In Flask A, you reacted 5.10 g Mg with 0.447 mol HCl. In Flask B, you reacted 24.21 g Mg with 0.998 mol HCl. Which ballon will inflate the most?

These are two limiting reagent problems rolled into one. If you don't know how to do limiting reagent problems here is a link that will show you how to do them step by step. Post your work if you get stuck.

http://www.jiskha.com/science/chemistry/limiting_reagent_problem.html

To determine which balloon will inflate the most, we need to calculate the amount of hydrogen gas produced in each reaction. The reaction between magnesium (Mg) and hydrochloric acid (HCl) produces hydrogen gas (H2) according to the following balanced chemical equation:

Mg + 2HCl → MgCl2 + H2

First, we need to calculate the amount of hydrogen gas produced in each flask using stoichiometry.

In Flask A:
- Mass of Mg = 5.10 g
- Moles of HCl = 0.447 mol

We need to find the limiting reactant, which is the reactant that is completely consumed and determines the amount of product formed. To do this, we compare the moles of Mg and moles of HCl.

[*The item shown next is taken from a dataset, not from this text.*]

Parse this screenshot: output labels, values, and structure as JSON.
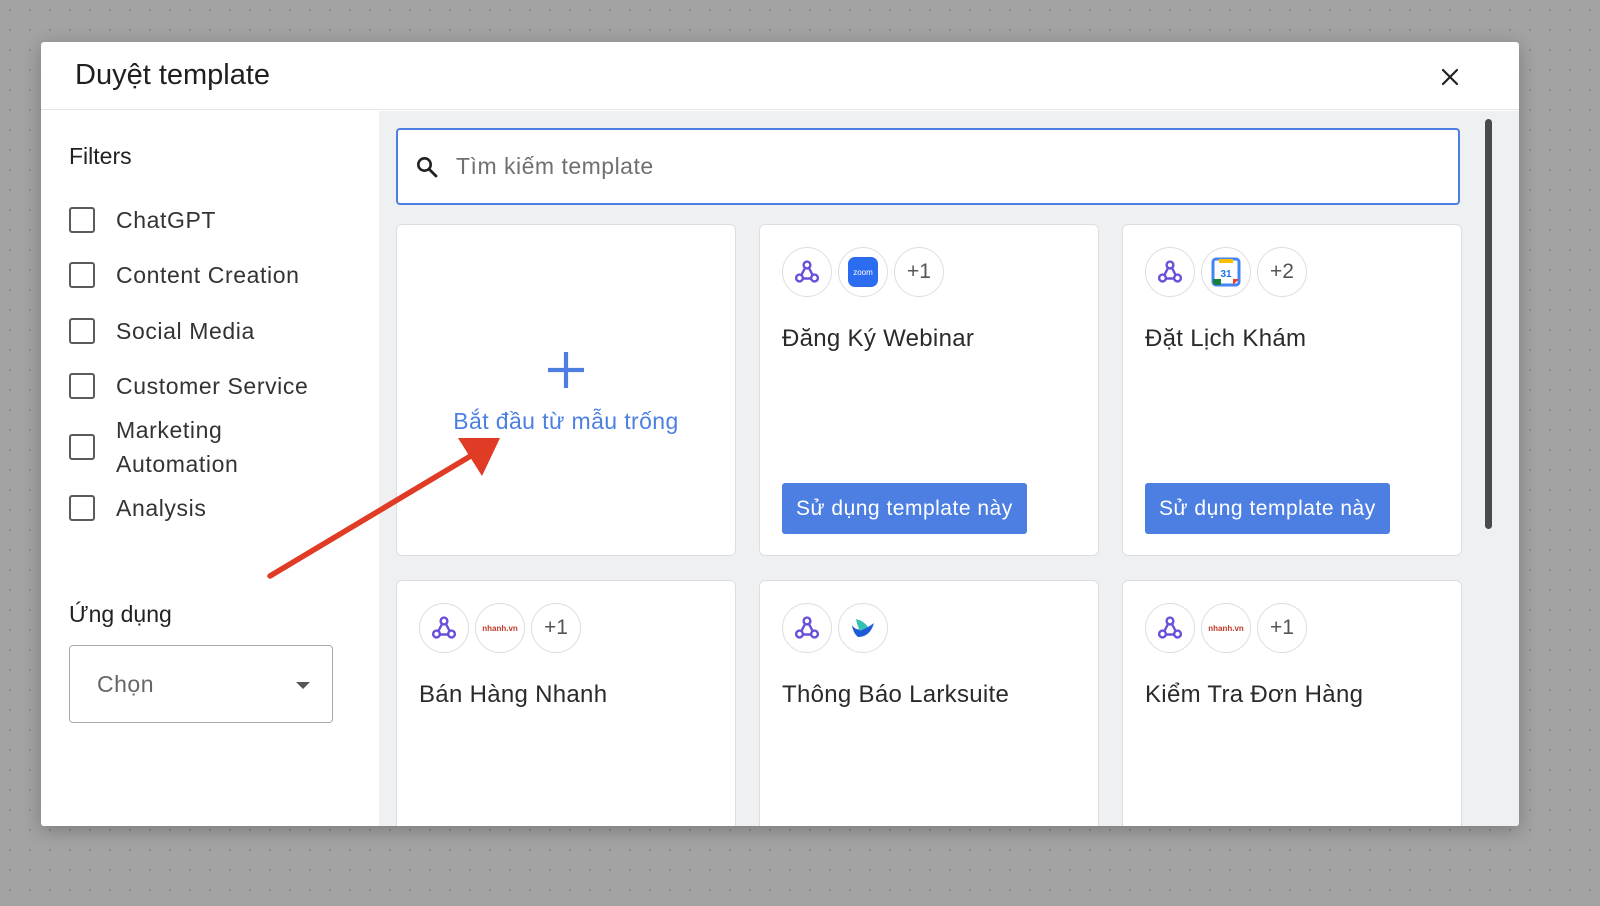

The reaction ratio from the balanced equation is 1 mol Mg : 2 mol HCl.
So, for every 1 mole of Mg, we need 2 moles of HCl.

Using the given moles of HCl and the reaction ratio, we can calculate the moles of Mg needed:
Moles of Mg = moles of HCl / reaction ratio
Moles of Mg = 0.447 mol / (2 mol HCl / 1 mol Mg) = 0.2235 mol Mg

Since the moles of Mg present (0.2235 mol) is less than the moles of Mg used (0.447 mol), it is the limiting reactant.

Now, we can calculate the moles of hydrogen gas produced based on the limiting reactant:
Moles of H2 = Moles of Limiting Reactant = 0.2235 mol

In Flask B:
- Mass of Mg = 24.21 g
- Moles of HCl = 0.998 mol

Following the same process as above, we find that the moles of hydrogen gas produced in Flask B is also 0.2235 mol.

Therefore, the amount of hydrogen gas produced in both flasks is equal. As a result, both balloons will inflate the same amount.